Dr. Zhijian “Z.J.” Pei and his intercollegiate team recently received the Future Manufacturing Research Grant from the National Science Foundation’s Future Manufacturing program, which funds researchers to develop new manufacturing capability that does not exist today. The focus of this research grant is to substitute products made from petroleum-based plastics or natural wood with biomass. 

“Our idea is to use living matter, including fungi, algae, bacteria, plus agriculturally derived biomass and use 3D printing to make products,” said Pei, professor in the Wm Michael Barnes ’64 Department of Industrial and Systems Engineering at Texas A&M University.

While 3D printing with living matter, or bioprinting, is in use in health-related applications, Pei said his main applications are in packaging, furniture and construction industries.
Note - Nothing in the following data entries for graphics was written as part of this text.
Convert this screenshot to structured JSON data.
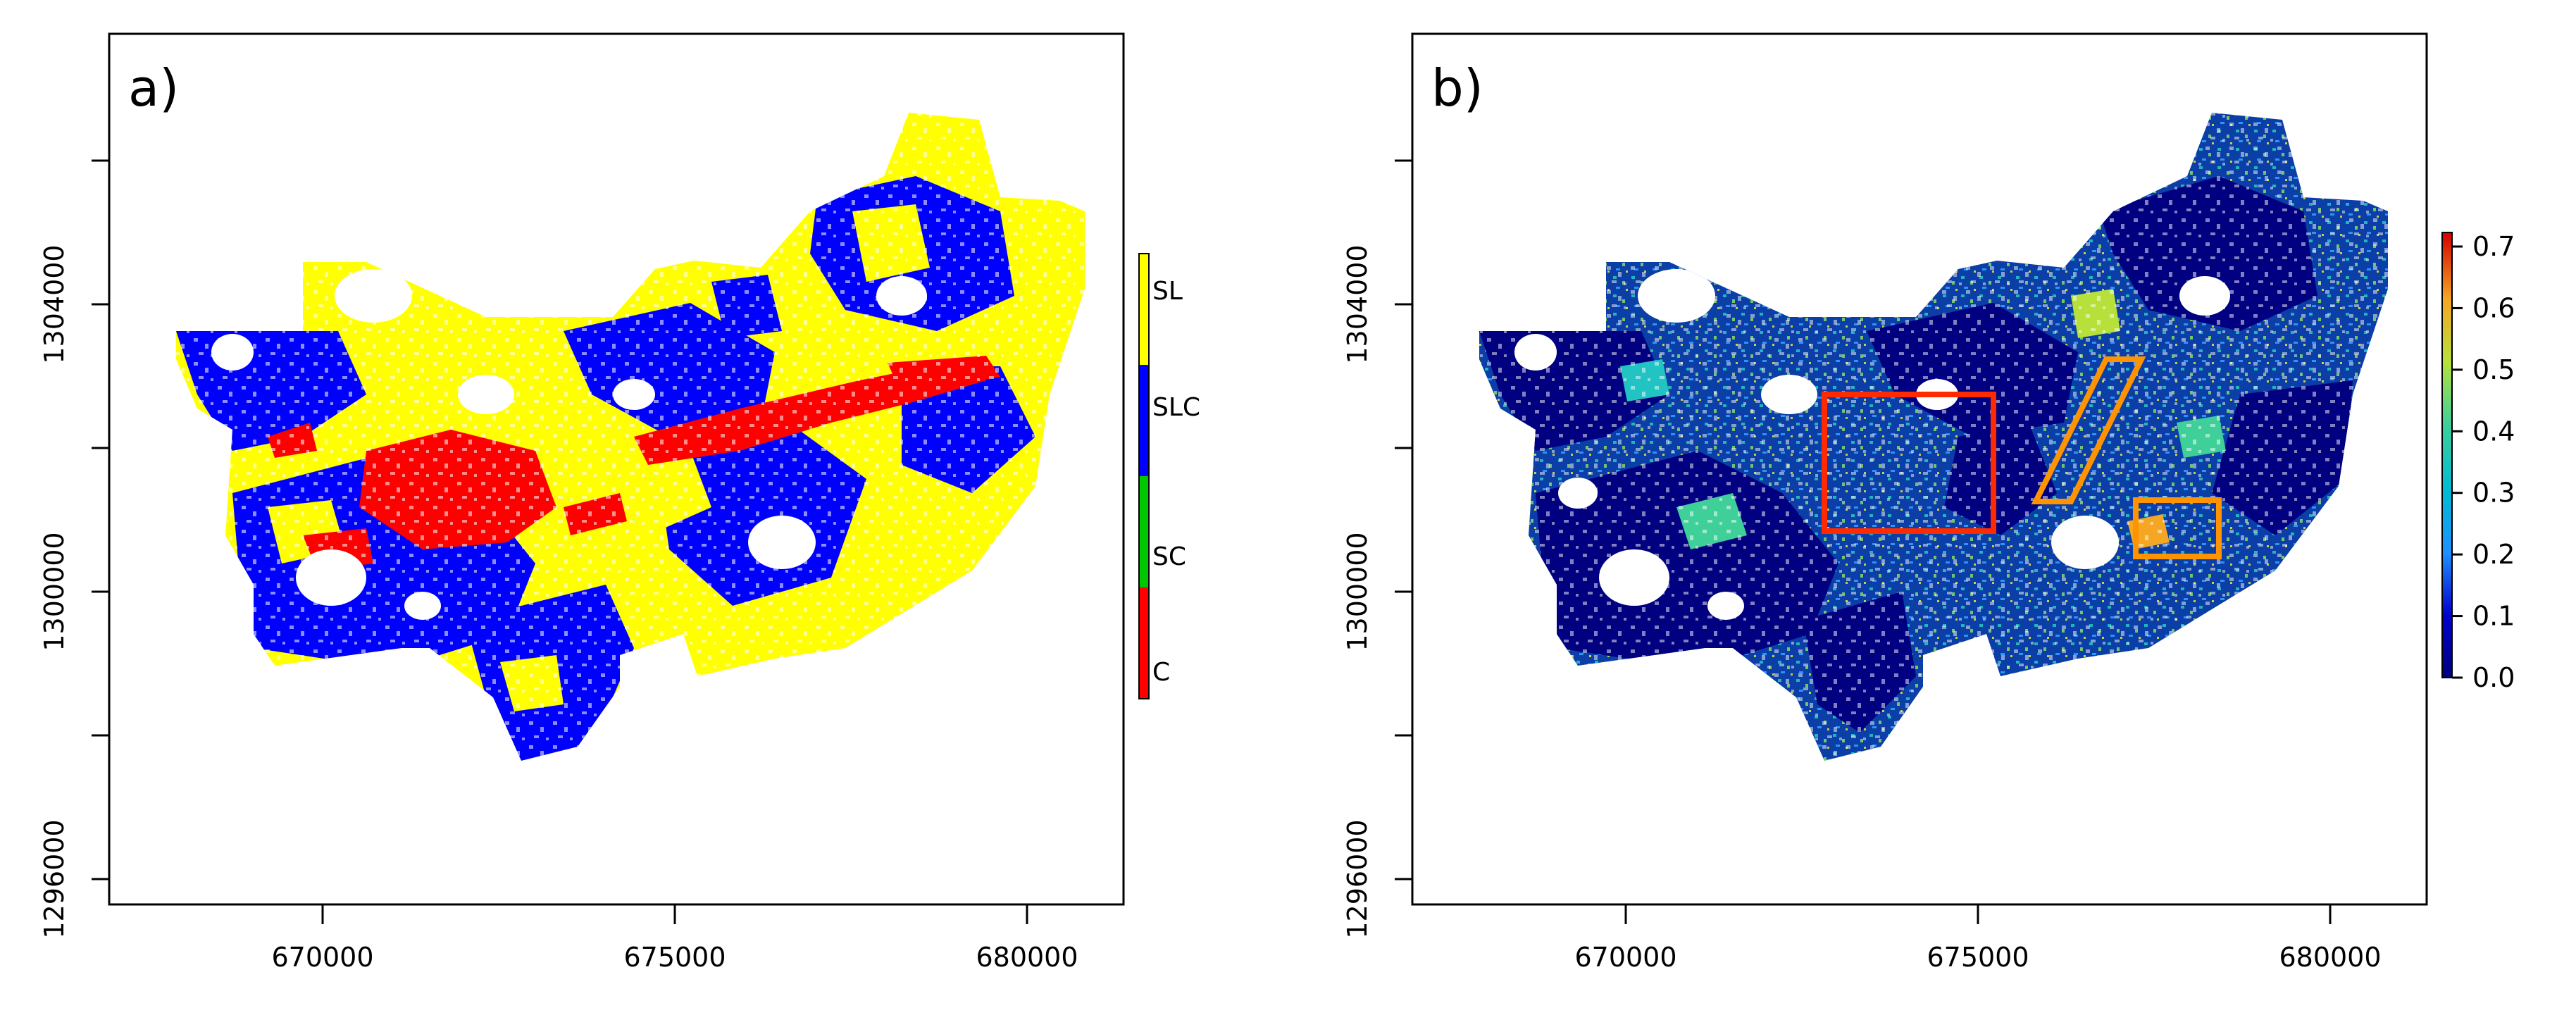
{
  "panels": [
    {
      "label": "a)",
      "type": "categorical",
      "x_ticks": [
        "670000",
        "675000",
        "680000"
      ],
      "y_ticks": [
        "1296000",
        "1300000",
        "1304000"
      ],
      "legend": {
        "entries": [
          {
            "label": "SL",
            "color": "#ffff00"
          },
          {
            "label": "SLC",
            "color": "#0000ff"
          },
          {
            "label": "SC",
            "color": "#00c800"
          },
          {
            "label": "C",
            "color": "#ff0000"
          }
        ]
      }
    },
    {
      "label": "b)",
      "type": "continuous",
      "x_ticks": [
        "670000",
        "675000",
        "680000"
      ],
      "y_ticks": [
        "1296000",
        "1300000",
        "1304000"
      ],
      "legend": {
        "ticks": [
          "0.0",
          "0.1",
          "0.2",
          "0.3",
          "0.4",
          "0.5",
          "0.6",
          "0.7"
        ],
        "colors": [
          "#000080",
          "#0000cd",
          "#1e90ff",
          "#00bcd4",
          "#3fd09a",
          "#b7e13a",
          "#f5a623",
          "#d40000"
        ]
      },
      "highlight_boxes": [
        {
          "shape": "rectangle",
          "color": "#ff2a00"
        },
        {
          "shape": "parallelogram",
          "color": "#ff9400"
        },
        {
          "shape": "rectangle",
          "color": "#ff9400"
        }
      ]
    }
  ]
}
“This is good for society and good for the environment,” Pei said. “Potentially, because these materials are locally available, we can create domestic jobs as well.”

The research team is interdisciplinary and includes experts from manufacturing, biology, civil and environmental engineering and mechanics. Other primary investigators of this project are Dr. Chiara Daraio from the California Institute of Technology (Caltech), Dr. Qiming Wang from the University of Southern California, and Dr. Brian Shaw and Dr. Shawna Fletcher from Texas A&M. Among their collaborators are the Texas A&M Engineering Experiment Station’s (TEES) Workforce Development office, America Makes and the Association for Manufacturing Technology.